The researchers recruited 347 participants with a primary complaint of acute lower back pain, acute neck pain, or both. For the study, "acute" was defined as at least moderate pain for 12 weeks or less. After being randomly assigned to receive either a placebo or the opioid oxycodone, up to 20 mg daily, for six weeks. Participants were followed for 12 months. Both groups received standard care, which included avoiding bed rest and staying active, and pain severity was measured at six weeks.
Oxycodone – sold as OxyContin or Endone and commonly referred to as “oxy” – is a potent analgesic for treating moderate to severe pain. It works directly in opioid receptors in the central nervous system, reducing feelings of pain by interrupting the way the nerves signal pain between the body and the brain.
The study found that, at six weeks, participants who received opioids didn’t have better pain relief than those taking a placebo. Even short-term use of an opioid provided no benefits in pain reduction and led to a small increase in pain in the medium and long term, compared to the placebo. More people in the placebo group recovered in the first 14 days than those in the opioid group.
In the long term, quality of life and pain were better for the placebo group. And the researchers found that, at 12 months, the participants taking opioids had a “small but significantly higher” risk of misusing the drug.
“We have clearly shown that there is no benefit to prescribing an opioid for pain management in people with acute back or neck pain, and in fact, it could cause harm in the long term even with only a short course of treatment,” said Christine Lin, corresponding author of the study.
The researchers say the findings demonstrate no benefit to prescribing opioids for acute back and neck pain, in keeping with a 2016 study of opioid use for chronic – long-term – lower back pain, which found only a small treatment benefit but increased risk of harm.
“Opioids should not be recommended for acute back and neck pain full stop,” Lin said. “Not even when other drug treatments are not able to be prescribed or have not been effective for a patient.”
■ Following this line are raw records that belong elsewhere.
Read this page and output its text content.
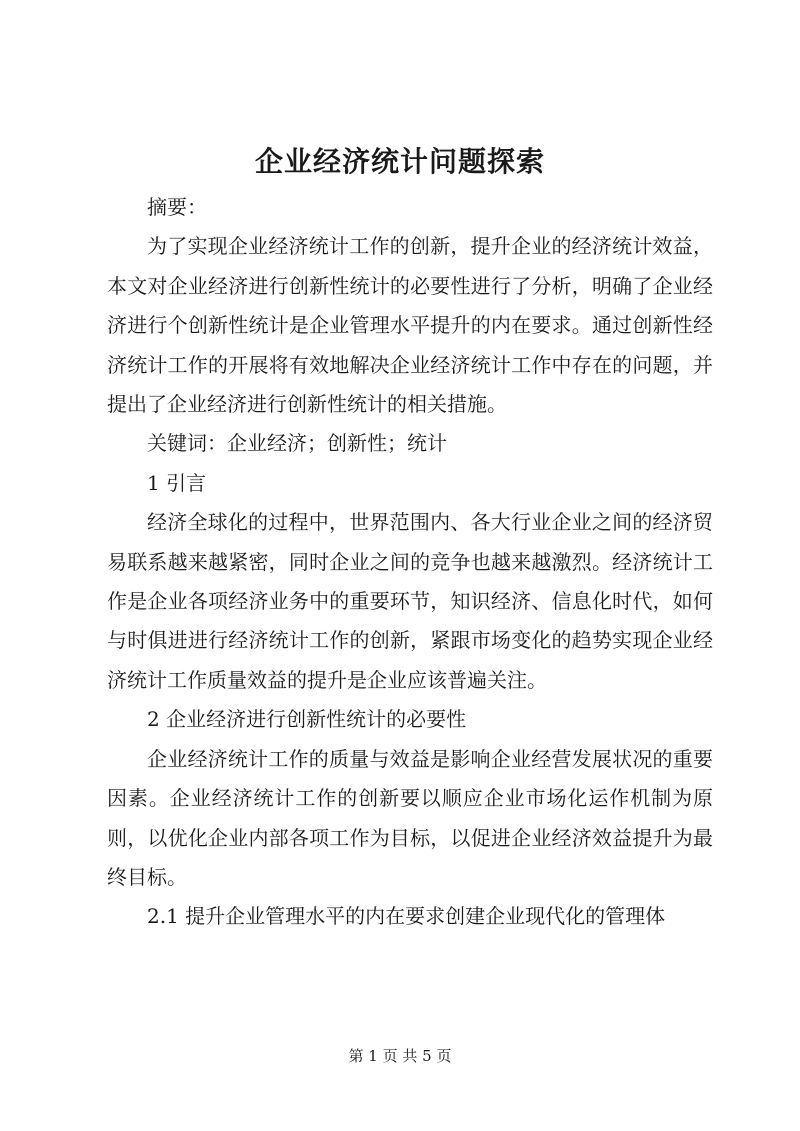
企业经济统计问题探索

摘要：

为了实现企业经济统计工作的创新，提升企业的经济统计效益，本文对企业经济进行创新性统计的必要性进行了分析，明确了企业经济进行个创新性统计是企业管理水平提升的内在要求。通过创新性经济统计工作的开展将有效地解决企业经济统计工作中存在的问题，并提出了企业经济进行创新性统计的相关措施。

关键词：企业经济；创新性；统计

1 引言

经济全球化的过程中，世界范围内、各大行业企业之间的经济贸易联系越来越紧密，同时企业之间的竞争也越来越激烈。经济统计工作是企业各项经济业务中的重要环节，知识经济、信息化时代，如何与时俱进进行经济统计工作的创新，紧跟市场变化的趋势实现企业经济统计工作质量效益的提升是企业应该普遍关注。

2 企业经济进行创新性统计的必要性

企业经济统计工作的质量与效益是影响企业经营发展状况的重要因素。企业经济统计工作的创新要以顺应企业市场化运作机制为原则，以优化企业内部各项工作为目标，以促进企业经济效益提升为最终目标。

2.1 提升企业管理水平的内在要求创建企业现代化的管理体

第 1 页 共 5 页
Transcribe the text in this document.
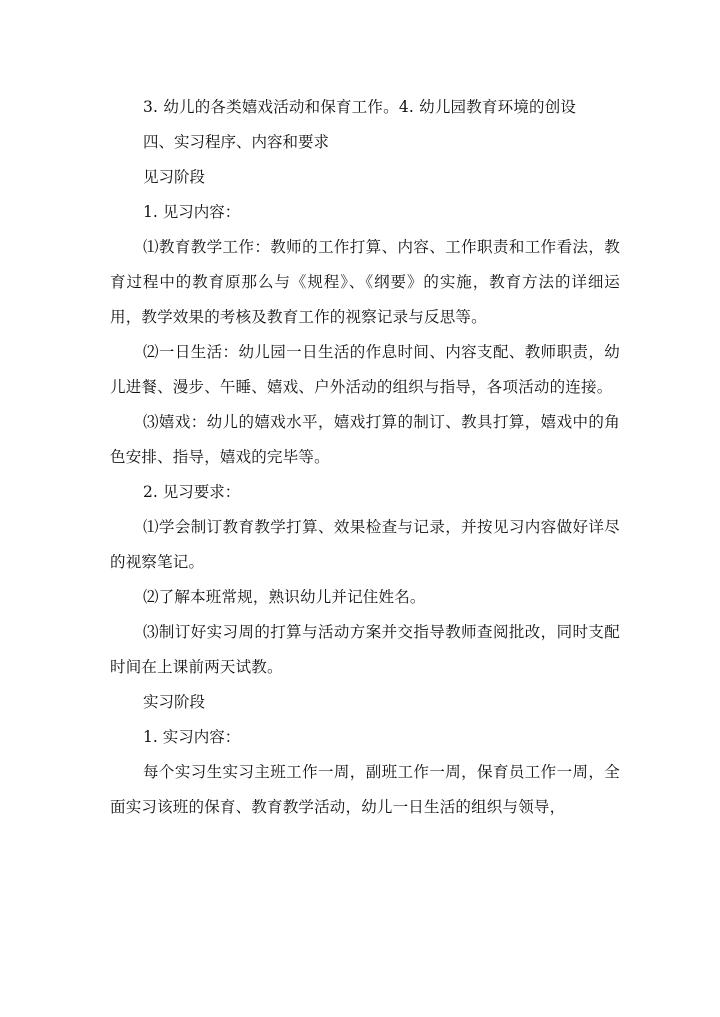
3. 幼儿的各类嬉戏活动和保育工作。4. 幼儿园教育环境的创设

四、实习程序、内容和要求

见习阶段

1. 见习内容：

⑴教育教学工作：教师的工作打算、内容、工作职责和工作看法，教育过程中的教育原那么与《规程》、《纲要》的实施，教育方法的详细运用，教学效果的考核及教育工作的视察记录与反思等。

⑵一日生活：幼儿园一日生活的作息时间、内容支配、教师职责，幼儿进餐、漫步、午睡、嬉戏、户外活动的组织与指导，各项活动的连接。

⑶嬉戏：幼儿的嬉戏水平，嬉戏打算的制订、教具打算，嬉戏中的角色安排、指导，嬉戏的完毕等。

2. 见习要求：

⑴学会制订教育教学打算、效果检查与记录，并按见习内容做好详尽的视察笔记。

⑵了解本班常规，熟识幼儿并记住姓名。

⑶制订好实习周的打算与活动方案并交指导教师查阅批改，同时支配时间在上课前两天试教。

实习阶段

1. 实习内容：

每个实习生实习主班工作一周，副班工作一周，保育员工作一周，全面实习该班的保育、教育教学活动，幼儿一日生活的组织与领导，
Rather than relying on opioids, the researchers say treatment should focus on physical and psychological interventions and non-opioid analgesics.
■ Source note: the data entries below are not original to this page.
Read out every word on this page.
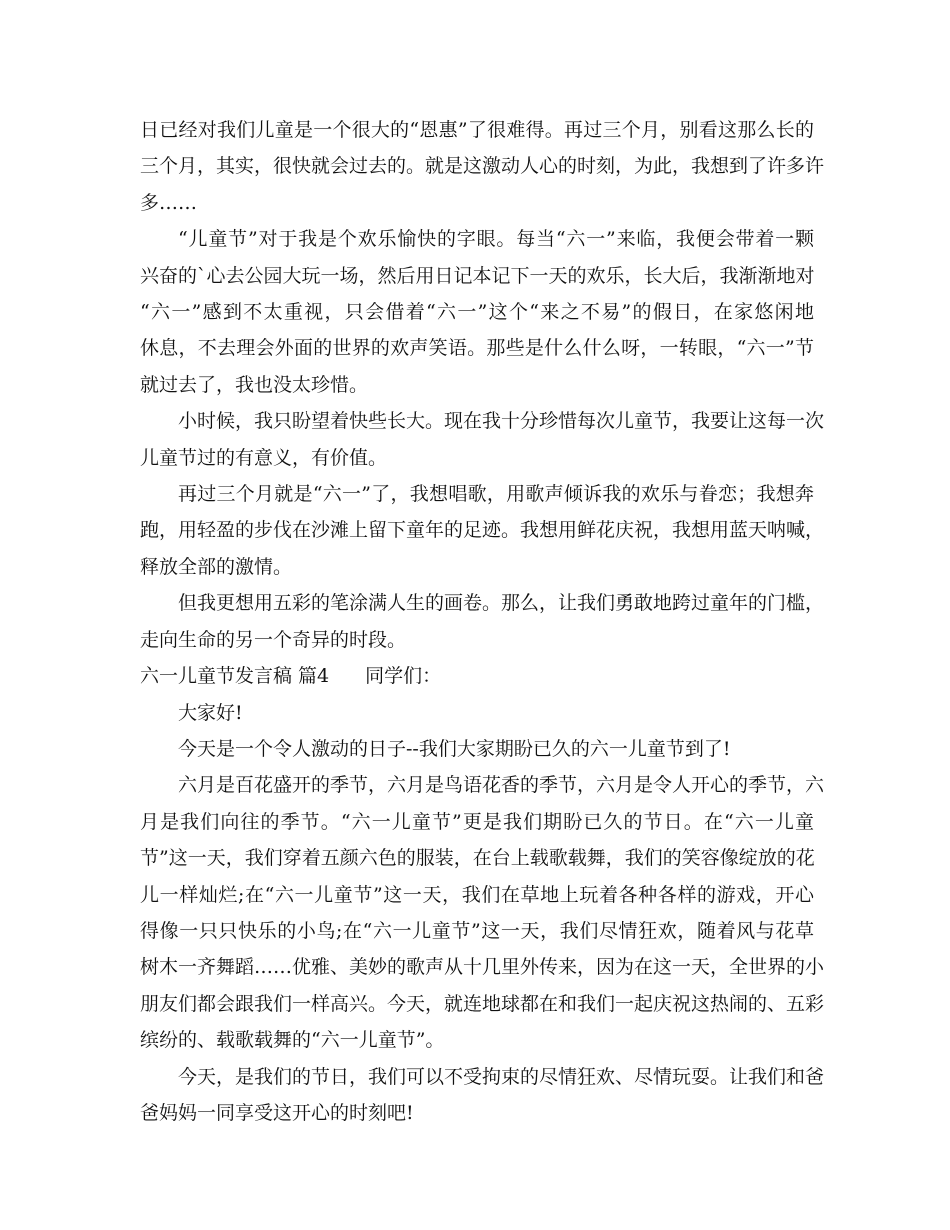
日已经对我们儿童是一个很大的“恩惠”了很难得。再过三个月，别看这那么长的
三个月，其实，很快就会过去的。就是这激动人心的时刻，为此，我想到了许多许
多……
“儿童节”对于我是个欢乐愉快的字眼。每当“六一”来临，我便会带着一颗
兴奋的`心去公园大玩一场，然后用日记本记下一天的欢乐，长大后，我渐渐地对
“六一”感到不太重视，只会借着“六一”这个“来之不易”的假日，在家悠闲地
休息，不去理会外面的世界的欢声笑语。那些是什么什么呀，一转眼，“六一”节
就过去了，我也没太珍惜。
小时候，我只盼望着快些长大。现在我十分珍惜每次儿童节，我要让这每一次
儿童节过的有意义，有价值。
再过三个月就是“六一”了，我想唱歌，用歌声倾诉我的欢乐与眷恋；我想奔
跑，用轻盈的步伐在沙滩上留下童年的足迹。我想用鲜花庆祝，我想用蓝天呐喊，
释放全部的激情。
但我更想用五彩的笔涂满人生的画卷。那么，让我们勇敢地跨过童年的门槛，
走向生命的另一个奇异的时段。
六一儿童节发言稿 篇4 同学们：
大家好!
今天是一个令人激动的日子--我们大家期盼已久的六一儿童节到了!
六月是百花盛开的季节，六月是鸟语花香的季节，六月是令人开心的季节，六
月是我们向往的季节。“六一儿童节”更是我们期盼已久的节日。在“六一儿童
节”这一天，我们穿着五颜六色的服装，在台上载歌载舞，我们的笑容像绽放的花
儿一样灿烂;在“六一儿童节”这一天，我们在草地上玩着各种各样的游戏，开心
得像一只只快乐的小鸟;在“六一儿童节”这一天，我们尽情狂欢，随着风与花草
树木一齐舞蹈……优雅、美妙的歌声从十几里外传来，因为在这一天，全世界的小
朋友们都会跟我们一样高兴。今天，就连地球都在和我们一起庆祝这热闹的、五彩
缤纷的、载歌载舞的“六一儿童节”。
今天，是我们的节日，我们可以不受拘束的尽情狂欢、尽情玩耍。让我们和爸
爸妈妈一同享受这开心的时刻吧!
“This study is further evidence that the first line management of acute low back pain and neck pain should rely on reassurance and advice to stay active, and simple analgesics like non-steroidal anti-inflammatory drugs if necessary,” said Chris Maher, one of the study’s co-authors.
They say the study’s findings ought to influence the prescription of opioids, which is especially important in light of global concerns about the risks of opioid use.
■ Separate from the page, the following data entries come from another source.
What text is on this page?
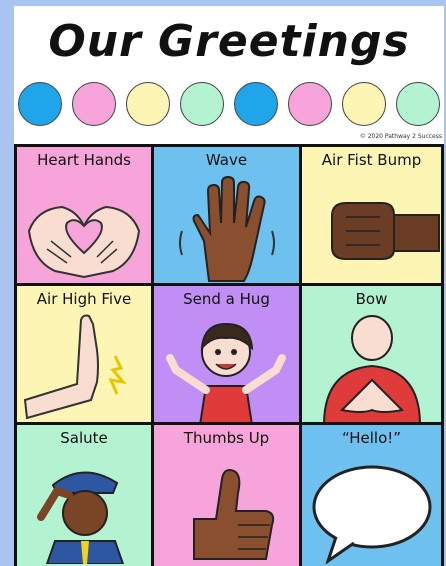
Our Greetings
© 2020 Pathway 2 Success
Heart Hands	Wave	Air Fist Bump
Air High Five	Send a Hug	Bow
Salute	Thumbs Up	“Hello!”
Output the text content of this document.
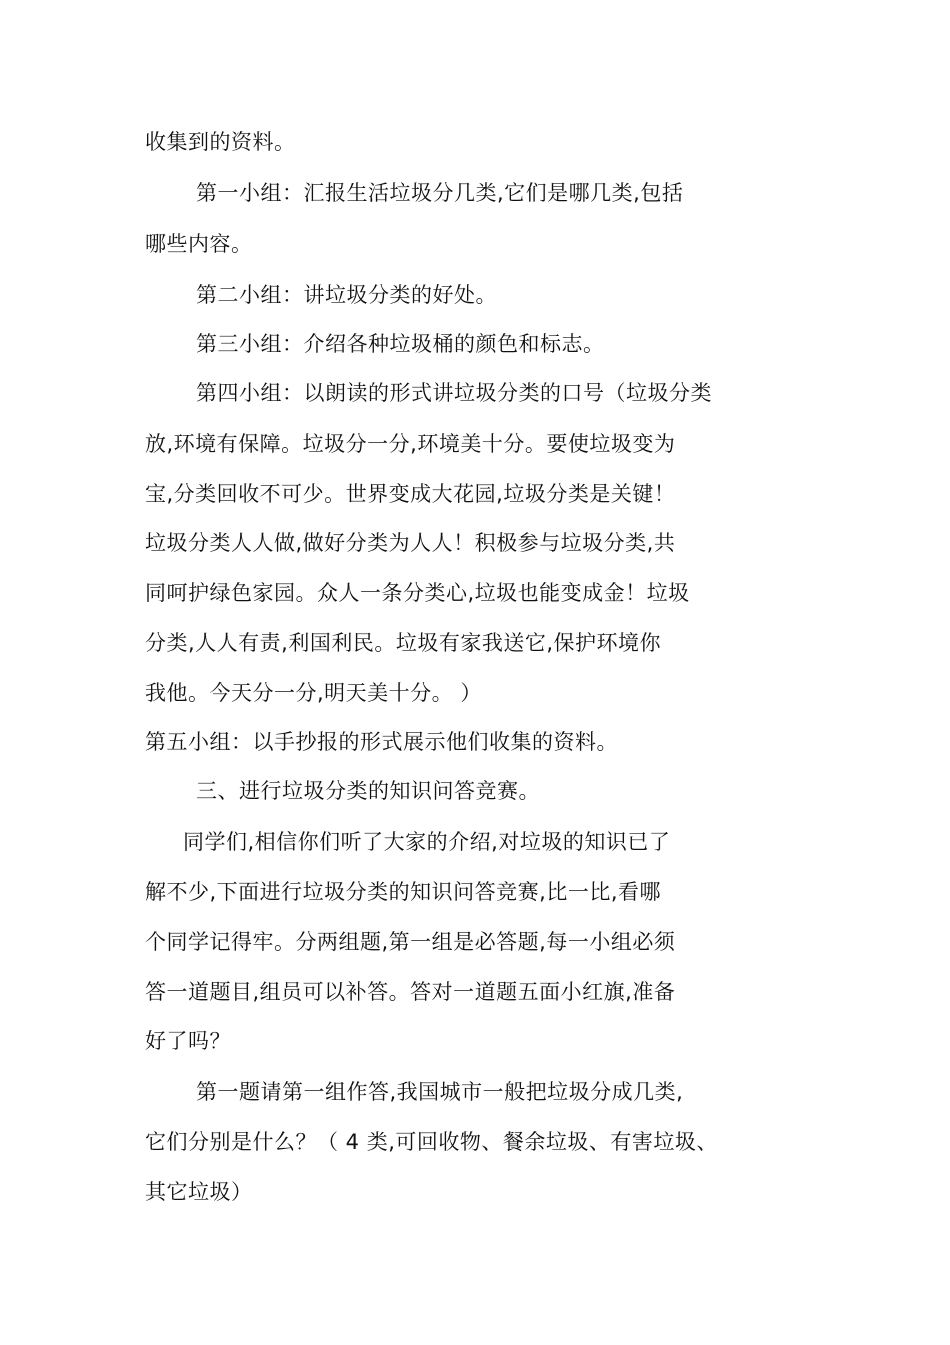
收集到的资料。
第一小组：汇报生活垃圾分几类,它们是哪几类,包括
哪些内容。
第二小组：讲垃圾分类的好处。
第三小组：介绍各种垃圾桶的颜色和标志。
第四小组：以朗读的形式讲垃圾分类的口号（垃圾分类
放,环境有保障。垃圾分一分,环境美十分。要使垃圾变为
宝,分类回收不可少。世界变成大花园,垃圾分类是关键！
垃圾分类人人做,做好分类为人人！积极参与垃圾分类,共
同呵护绿色家园。众人一条分类心,垃圾也能变成金！垃圾
分类,人人有责,利国利民。垃圾有家我送它,保护环境你
我他。今天分一分,明天美十分。 ）
第五小组：以手抄报的形式展示他们收集的资料。
三、进行垃圾分类的知识问答竞赛。
同学们,相信你们听了大家的介绍,对垃圾的知识已了
解不少,下面进行垃圾分类的知识问答竞赛,比一比,看哪
个同学记得牢。分两组题,第一组是必答题,每一小组必须
答一道题目,组员可以补答。答对一道题五面小红旗,准备
好了吗？
第一题请第一组作答,我国城市一般把垃圾分成几类,
它们分别是什么？（ 4 类,可回收物、餐余垃圾、有害垃圾、
其它垃圾）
“The possible harmful effects of opioids are well known,” said Andrew McLachlan, another of the study’s co-authors. “They range from minor harms such as constipation and drowsiness to major harms such as dependence, addiction, overdose, and even unintentional death.”
The researchers say clinical guidelines should be updated to advise against prescribing opioids for acute neck and lower back pain.
The study was published in the journal The Lancet.